More on Freight in the Netherlands

One of our final meetings in the Netherlands was one attended by Tom Miller (Sam Adams’ chief of staff) and myself with two representatives of the freight industry: a freight forwarder and a representative of their industry association. The meeting was at Schiphol airport, a major European hub of air freight activity. The area is a major inter-model center, transferring goods between ocean-going ships, canal barges, rail, trucks and air-freight.

There were a number of perspectives that I found striking. One that stood out is a discussion of the reliability of various modes. I was surprised to hear that the greatest certainty of on-time delivery was by water, i.e., river and canal! You can get as far as Vienna by canal from Holland!

One interesting technique they employ is to off-load container ships to barges that then bring the containers to several terminals where they can be transferred to trucks or rail. That way you don’t congest one terminal with all the trucks required to off-load the ship. I wonder what would happen to truck traffic projections for the Columbia Crossing if the Port of Portland and Port of Vancouver could cooperate in a scheme like this?

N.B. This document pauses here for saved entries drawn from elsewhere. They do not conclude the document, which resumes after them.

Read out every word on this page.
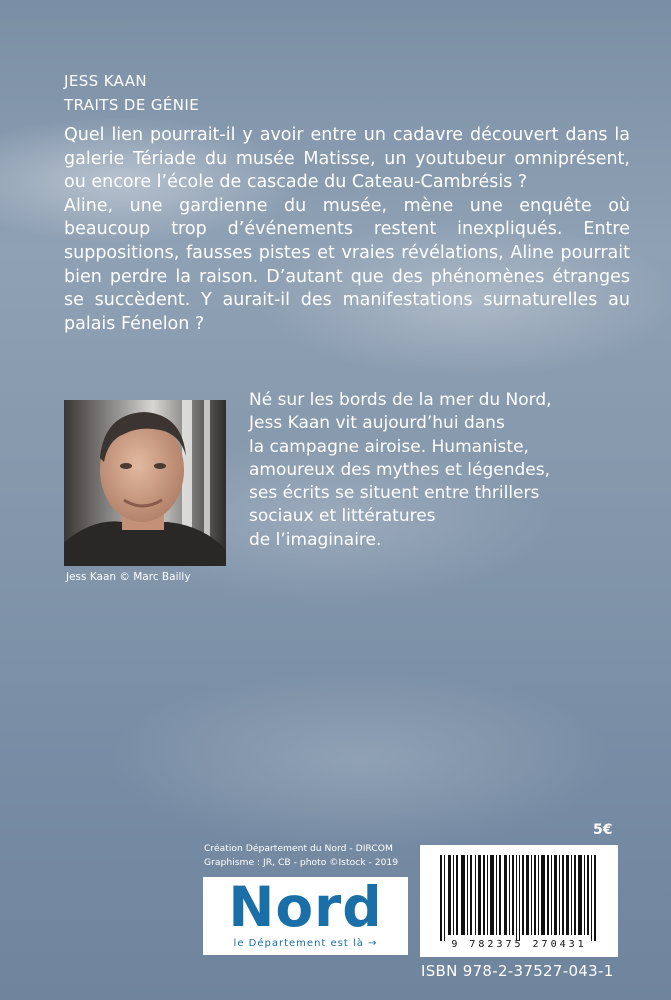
JESS KAAN
TRAITS DE GÉNIE

Quel lien pourrait-il y avoir entre un cadavre découvert dans la galerie Tériade du musée Matisse, un youtubeur omniprésent, ou encore l’école de cascade du Cateau-Cambrésis ?

Aline, une gardienne du musée, mène une enquête où beaucoup trop d’événements restent inexpliqués. Entre suppositions, fausses pistes et vraies révélations, Aline pourrait bien perdre la raison. D’autant que des phénomènes étranges se succèdent. Y aurait-il des manifestations surnaturelles au palais Fénelon ?

Jess Kaan © Marc Bailly
Né sur les bords de la mer du Nord,
Jess Kaan vit aujourd’hui dans
la campagne airoise. Humaniste,
amoureux des mythes et légendes,
ses écrits se situent entre thrillers
sociaux et littératures
de l’imaginaire.
5€
Création Département du Nord - DIRCOM
Graphisme : JR, CB - photo ©Istock - 2019
Nord
le Département est là →	9 782375 270431
ISBN 978-2-37527-043-1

We talked about the growth of trucks and they acknowledged the same trend in Europe and even showed me a schedule of truck deliveries from the Netherlands to Eastern Europe and Central Asia (e.g., Turkey and Iran).

We talked a little bit about the “last mile” delivery problem, particularly in the light of a number of Dutch cities that close their centers to cars. They said that generally deliveries to stores in such city centers were made between 7am and 10am, after people are awake (so noise is not an issue) but before the shops open and large number of pedestrians are present (and when trucks are allowed to deliver in the auto-restricted areas).

If only garbage removal in NW Portland could be organized on these lines!

In fact, several delivery companies have specialized in the niche of delivering to shops in town centers in this pattern. Rather than complaining about the “costs of regulation”, they have recognized and exploited a market opportunity.

And of course we talked about bikes. When we told them that bikes lanes in freight districts were controversial in the U.S. and asked about freight districts in the Netherlands, the response was “of course we have bike lanes, how else would the employees get to work?” They also noted that if a company buys a bicycle for an employee to commute on, that’s tax deductible.

Finally we asked about truck-bike conflicts, particularly right-turning accidents where a cyclist gets hit by a truck that cannot see him/her. They acknowledged that this unfortunately occasionally happens (although their accidents stats are far better than ours) but that two solutions were being worked on – better mirrors with more visibility (I think this is true here in the U.S., too) and the addition of a bar to the undercarriage of trailers. If a cyclist is hit by a turning truck, the bar pushes the cyclist aside, rather than under the wheels. Gruesome but pragmatic?